Wouter Jaspers and Richard Scott played quadraphonic sets using the Poltergeist last week at km28 in Berlin:

https://www.facebook.com/events/606388589777712/

It's a relatively small space but they have a nice sound and speakers, so it was a treat to be sitting 'in' rather than in front of the sound.
Phil999
I use a Mackie 1640 for quad distribution.
ersatzplanet
Phil999 wrote:
I use a Mackie 1640 for quad distribution.


That is my mixer too. Do you use AUX outs or the Mute Button's Alternate 3/4 out (my choice)?
felixer
the problem with quadaphonic is that the angels are too big. you don't really get a phantom middle. so it remains four different speakers. fun, for sure. i had a quad system for years ... but gave it up mainly because there seems to be no way to communicate those quad mixes: you will not get it to anybody else. even although there seems to be a standard for cd's to give you 4 outputs at the cost of the total playing time obviously. but not implemented anywhere.
Arders Bergdahl
I have the koma poltergeist and four genelec 8110, great fun... for stereo mix i foten have the back channels with some EQ to make duller and some reverb, it makes for some movement in the stereo field aswell as some closer, morse distant panning..
Phil999
ersatzplanet wrote:

That is my mixer too. Do you use AUX outs or the Mute Button's Alternate 3/4 out (my choice)?

main out for L-R and subgroup 1-2 for Ls-Rs. Although I'm not sure if we're talking about the same mixer. The Mackie 1640 doesn't have Mute Button's Alternate 3/4 out like the 1604. Anyway, not important.

Interesting what you people say about the sweet spot in quad systems. Reminds me that indeed it seems more complex and difficult to get the sound right than stereo. I use quad rather for panning effects and for additional options to separate individual voices. Especially the latter aspect appears to me helpful in mixing, makes mixing easier than in stereo.
Hovercraft
I’m about to release a beta version of a quad spatializer for the ER-301 module. It has six input channels—2 Cartesian (X-Y), 2 polar (swirl), and 2 stereo channels. One of the Cartesian channels has a cv recorder/looper that gets turned on/off with a gate, so a Planar-type joystick makes a great controller. My intent is using the as yet unreleased faderbank 16n as a controller, since it offers 16 offsets via I2C bus, but you can use any external offsets/modulation, or control from within the ER-301. I’ve made the routing architecture as efficient as I can, so it’s only using a little more than 50% cpu/memory, to allow for customization and future development.

My philosophy on modular quad is simple—there’s no orthodoxy, and it’s all an artificial construct. If it works, it works.
chiavere
I’ve done a lot of modular quad concerts over the past 5+ years, most recently using the Poltergeist since its release (it’s expensive, but worth every penny) - lots of good points and tips above - I’ve been fortunate to mostly work in good rooms with nice systems, but one cheap/easy trick is using the “alt” outs on a Mackie mixer to feed two of the four channels.

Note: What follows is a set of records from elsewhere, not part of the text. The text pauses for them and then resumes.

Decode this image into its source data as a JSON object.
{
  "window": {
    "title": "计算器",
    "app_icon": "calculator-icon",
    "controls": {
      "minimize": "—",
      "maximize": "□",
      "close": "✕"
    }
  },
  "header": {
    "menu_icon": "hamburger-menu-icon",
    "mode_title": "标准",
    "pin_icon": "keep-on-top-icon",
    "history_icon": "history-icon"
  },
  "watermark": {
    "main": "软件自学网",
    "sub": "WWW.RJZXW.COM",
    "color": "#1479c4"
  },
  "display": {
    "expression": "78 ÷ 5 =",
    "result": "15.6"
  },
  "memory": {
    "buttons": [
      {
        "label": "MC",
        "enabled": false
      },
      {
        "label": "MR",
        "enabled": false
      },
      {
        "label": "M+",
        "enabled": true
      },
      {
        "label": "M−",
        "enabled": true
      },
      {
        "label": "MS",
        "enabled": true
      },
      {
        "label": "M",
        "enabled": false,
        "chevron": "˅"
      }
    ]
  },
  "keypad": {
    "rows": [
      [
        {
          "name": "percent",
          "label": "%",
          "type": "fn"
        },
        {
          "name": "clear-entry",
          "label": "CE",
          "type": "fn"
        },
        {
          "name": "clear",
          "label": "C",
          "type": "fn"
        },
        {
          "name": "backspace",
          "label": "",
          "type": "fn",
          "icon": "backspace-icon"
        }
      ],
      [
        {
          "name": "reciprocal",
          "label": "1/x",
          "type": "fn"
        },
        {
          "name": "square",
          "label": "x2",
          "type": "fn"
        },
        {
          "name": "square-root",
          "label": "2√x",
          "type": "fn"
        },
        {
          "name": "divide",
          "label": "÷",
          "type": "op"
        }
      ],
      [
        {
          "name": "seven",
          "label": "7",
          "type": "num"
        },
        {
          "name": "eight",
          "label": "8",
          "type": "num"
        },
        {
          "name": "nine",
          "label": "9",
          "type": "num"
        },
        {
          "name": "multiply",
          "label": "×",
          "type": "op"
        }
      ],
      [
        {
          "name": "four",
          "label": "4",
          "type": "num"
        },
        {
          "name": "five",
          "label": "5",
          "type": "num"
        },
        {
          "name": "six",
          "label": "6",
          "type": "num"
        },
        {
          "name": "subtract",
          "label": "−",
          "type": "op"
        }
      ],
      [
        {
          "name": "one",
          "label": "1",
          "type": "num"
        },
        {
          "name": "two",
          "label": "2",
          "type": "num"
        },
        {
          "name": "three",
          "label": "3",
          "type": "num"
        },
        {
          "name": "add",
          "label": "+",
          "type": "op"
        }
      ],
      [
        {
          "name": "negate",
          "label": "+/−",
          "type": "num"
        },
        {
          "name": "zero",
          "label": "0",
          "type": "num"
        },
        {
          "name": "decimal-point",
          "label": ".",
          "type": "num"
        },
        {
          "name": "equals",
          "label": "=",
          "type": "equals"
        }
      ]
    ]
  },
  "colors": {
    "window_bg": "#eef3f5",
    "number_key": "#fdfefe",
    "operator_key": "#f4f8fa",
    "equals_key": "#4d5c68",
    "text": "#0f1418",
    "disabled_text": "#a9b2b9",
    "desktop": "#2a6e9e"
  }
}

I also recommend the Toppobrillo Mixiplexer and Intellijel planar for not prohibitively expensive quad routing/panning.

I don’t have one, but I imagine you could use a couple Make Noise RxMx to do quad, too.

p.s. I would also say that learning how to make quad panner patches in either pd or supercollider (both free software) is another low-cost (financially, anyway) way to get into quad.
ersatzplanet
Phil999 wrote:
Although I'm not sure if we're talking about the same mixer. The Mackie 1640 doesn't have Mute Button's Alternate 3/4 out like the 1604. Anyway, not important.


Right you are - I have a CR1604 which is quite different.
The Grump
I guess the first thing to ask is this: how do you mix in stereo, personally? Do you just use panning laws to place your sounds, or do you apply delays and attenuate certain frequencies? Do you use m/s processing? Do you do weird shit like dividing single sounds into several clusters of frequencies per side and move those around? Do you use Ambisonics? There are no hard and fast rules, you just figure out what works and use that.